Jags - Colts Rivalry Running Deep

The Colts and the Jaguars got into another tight contest that resulted in tempers flaring. The relatively new AFC South appears to be giving birth to it's best and most emotional rivalry.

The biggest chip-on-the-shoulder attitude between the Jaguars and the Colts used to belong almost exclusively to Jacksonville linebacker Mike Peterson. The former Colts linebacker was told to seek employment elsewhere if he wanted a huge contract, and he landed in Jacksonville with a team that was rebuilding after being in salary cap hell.

But over the past two and a half years, that chip has been getting bigger. And increasingly more players are entering the field with bad attitudes when the Colts and the Jaguars are forced to share the same turf.

In 2003, the big ruckus was between Colts safety Mike Doss and Jaguars running back Fred Taylor. In their first meeting, Doss recovered a Taylor fumble. According to the Jaguars running back, Doss pushed his head into the ground. And he also alledgedly said, "Hey, Fred, you forgot something."

So in November, Taylor vowed, "I'm going to punish him. If he hits me, fine, but if I catch him, believe me, I'm going to get the better shot."

And the words turned out to be prophetic as Taylor blew through Doss en route to a game-winning 32-yard touchdown.

Last October, the rivalry continued to gain steam. The Jaguars were undefeated and leading the AFC South heading into week four of the season. The media referenced the game as the true measure of whether or not Jacksonville was a playoff-caliber team. They were at home and hosting the defending AFC South Champs, the Colts.

The Jaguars amassed over 400 yards of offense, had the advantage in time of possesion and third-down conversion percentage, but fell short in a 24-17 loss in front of their home fans. The Colts stopped Jackonville twice on fourth-and-one plays, including one that allowed the Colts to wrap up the victory inside the two minute mark. The bitterness from that loss stung the Jaguars as some fans and media threw up their hands and declared them to be a second-tier team, a day after talking about the possibility of a playoff berth and run at the Super Bowl.

The Colts had changed them from potential champions into also-rans after just 60 minutes of football. And they didn't like it one bit.

Three weeks later, they got their revenge in Indianapolis, grabbing the AFC South lead back with a 27-24 win that included plenty of controversy. With a 17-16 lead and just over 9 minutes left, the Colts watched Byron Leftwich lead his team through a 5-play 68-yard drive that put Jacksonville up by six with 6:14 left. Manning drove the Colts right back down the Jaguars' throats, 82 yards in six plays for a 1-point lead. Emotions were running high, both teams determined to claim the win.

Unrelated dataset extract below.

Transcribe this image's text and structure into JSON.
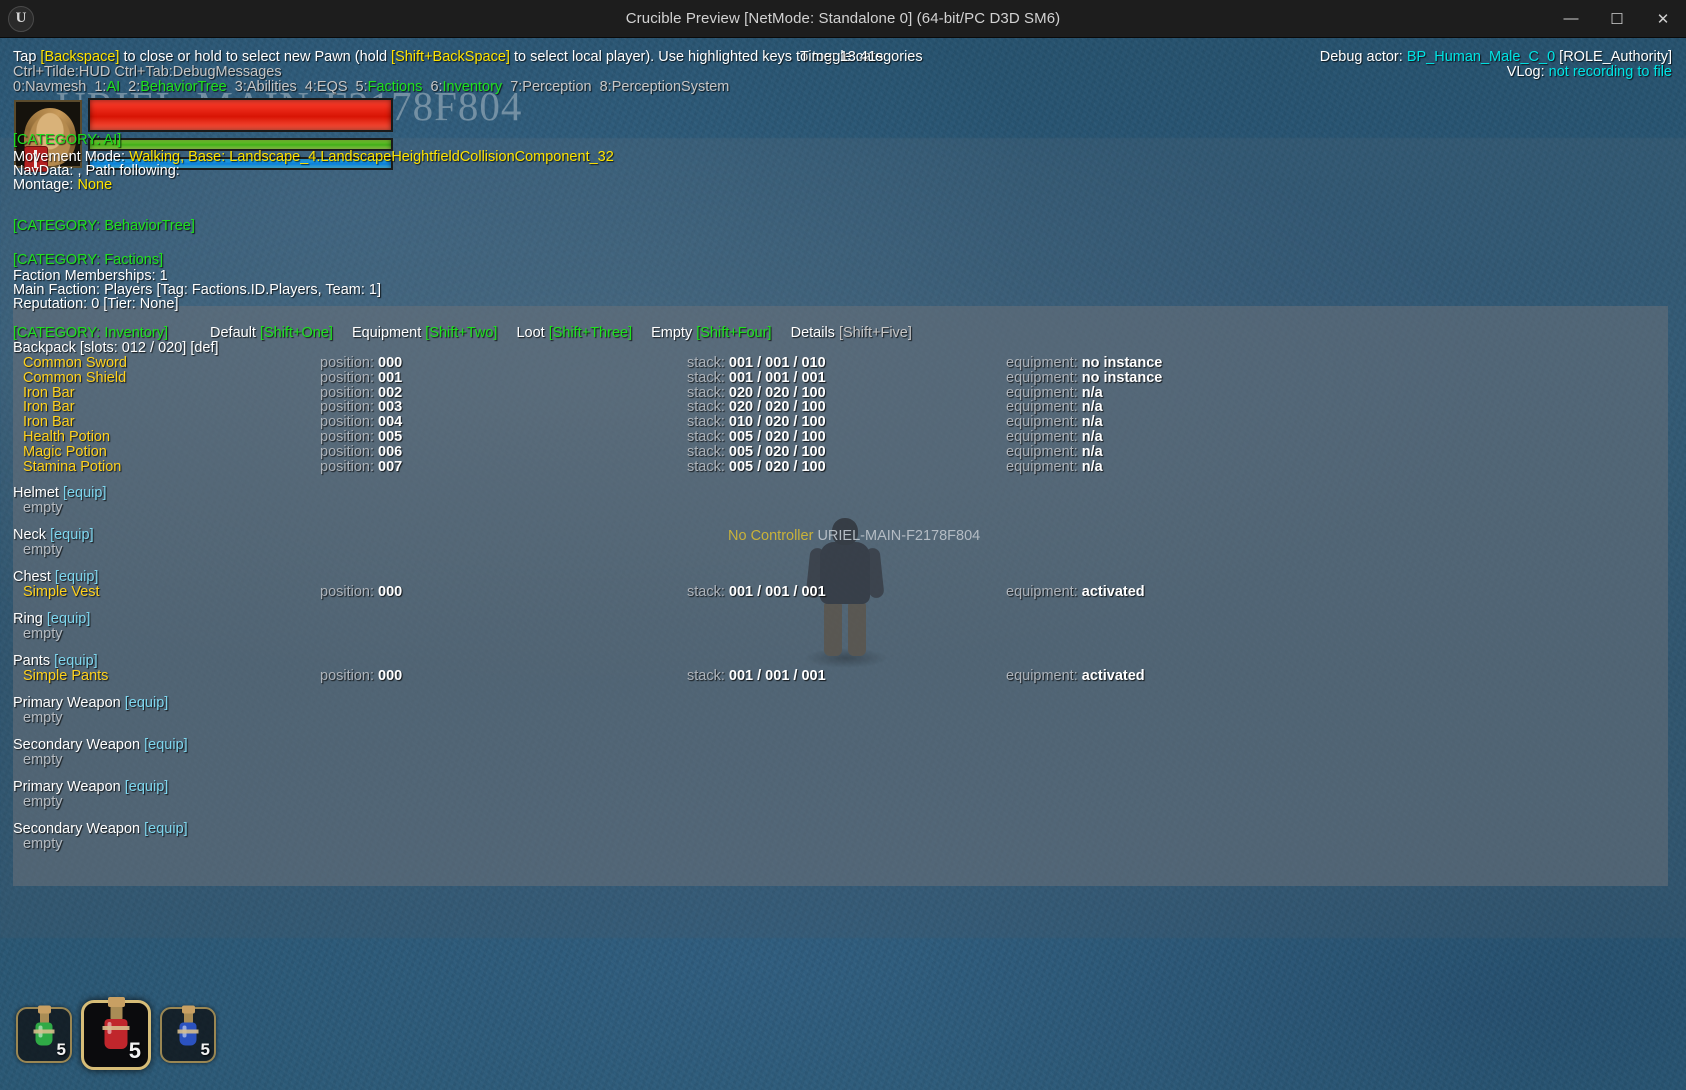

The Jaguars were stopped short on their final drive, but managed to position their kicker, Josh Scobee for a chance at a 53-yard field goal with 38 seconds left.

After feeling his foot meet the pigskin, Scobee didn't know if that kick had gone through the uprights. Colts safety Bob Sanders was blocked into him. So for good measure -- in hopes of drawing a penalty and another chance to kick again in case he had botched it -- Scobee pathetically rolled around on the turf trying to look worse than former Redskins quarterback Joe Thiesmann did when he suffered his career-ending multiple leg fracture on Monday Night Football back in 1985.

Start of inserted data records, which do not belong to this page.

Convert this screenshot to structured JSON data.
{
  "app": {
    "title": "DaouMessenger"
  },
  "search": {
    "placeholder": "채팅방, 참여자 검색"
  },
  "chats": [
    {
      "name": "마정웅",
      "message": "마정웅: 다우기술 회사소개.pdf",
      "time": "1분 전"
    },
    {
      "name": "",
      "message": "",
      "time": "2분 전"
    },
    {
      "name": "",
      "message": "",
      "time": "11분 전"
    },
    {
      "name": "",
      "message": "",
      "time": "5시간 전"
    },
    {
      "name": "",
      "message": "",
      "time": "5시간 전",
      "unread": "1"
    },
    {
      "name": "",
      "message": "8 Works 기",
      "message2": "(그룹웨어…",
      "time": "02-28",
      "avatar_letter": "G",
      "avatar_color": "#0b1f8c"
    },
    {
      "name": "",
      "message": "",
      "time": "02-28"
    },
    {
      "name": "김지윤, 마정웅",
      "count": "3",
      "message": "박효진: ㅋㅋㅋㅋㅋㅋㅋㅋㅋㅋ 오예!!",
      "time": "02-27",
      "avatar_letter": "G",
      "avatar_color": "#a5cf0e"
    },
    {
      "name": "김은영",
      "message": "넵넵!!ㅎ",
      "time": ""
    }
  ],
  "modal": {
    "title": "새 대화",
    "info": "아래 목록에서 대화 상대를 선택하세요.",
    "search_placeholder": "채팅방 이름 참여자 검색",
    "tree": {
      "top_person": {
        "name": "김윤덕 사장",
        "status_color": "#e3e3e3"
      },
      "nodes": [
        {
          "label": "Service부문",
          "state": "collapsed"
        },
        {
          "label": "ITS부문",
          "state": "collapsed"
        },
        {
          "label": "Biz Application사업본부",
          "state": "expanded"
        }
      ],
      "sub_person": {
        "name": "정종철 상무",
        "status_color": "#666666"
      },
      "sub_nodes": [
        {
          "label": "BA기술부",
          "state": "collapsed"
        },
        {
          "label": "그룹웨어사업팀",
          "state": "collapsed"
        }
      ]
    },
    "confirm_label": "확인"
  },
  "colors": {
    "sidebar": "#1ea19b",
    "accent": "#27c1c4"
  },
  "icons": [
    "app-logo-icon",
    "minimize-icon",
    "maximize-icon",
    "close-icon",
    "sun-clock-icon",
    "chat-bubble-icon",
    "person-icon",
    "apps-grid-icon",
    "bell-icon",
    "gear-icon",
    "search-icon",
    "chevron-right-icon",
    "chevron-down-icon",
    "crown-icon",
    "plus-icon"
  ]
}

The referees ruled there was no penalty on the play. Of course, after learning that his kick was good, Scobee practically skipped out onto the field to kickoff to the Colts, with a hearty round of boos roaring down from the fans in the RCA Dome.

If that wasn't bad enough, there was another moment of controversy that was hotly debated.

Early in the fourth quarter, it appeared that Marvin Harrison had caught a nine-yard touchdown pass at the back of the end zone. But former Colt linebacker Greg Favors ran over to head coach Jack Del Rio, fervently trying to convince him that Harrison had stepped on the chalk line at the back of the end zone. Just as Mike Vanderjagt was about to go into motion to kick the extra point, Del Rio took a chance and tossed the red challenge flag onto the field. Did he get the flag out before the snap? That's still debated today, but the officials allowed the challenge and took the Colts' points off the board after reviewing the play.

This past Sunday, the heat between the teams rose to a new level as Byron Leftwich was punished repeatedly by the Colts' defensive line. Frustrations mounted and both Leftwich and Colts defensive line coach John Teerlinck alledgedly made gestures towards one another that will likely draw fines from the NFL if substantiated.

And on the final play of the game, controversy broke out as Jimmy Smith and Del Rio lodged their claims that the Colts should have been called for pass interference in the end zone. The play stood and the scoreboard coronated the Colts as the victors of a 10-3 slugfest.

A war of words. Two proud, talented teams. All-out take-no-prisoners hitting. Drama and controversy.

Ah, yes....it is most definitely on.

December 11th, the best rivalry in the AFC South continues at ALLTEL Stadium in Jacksonville.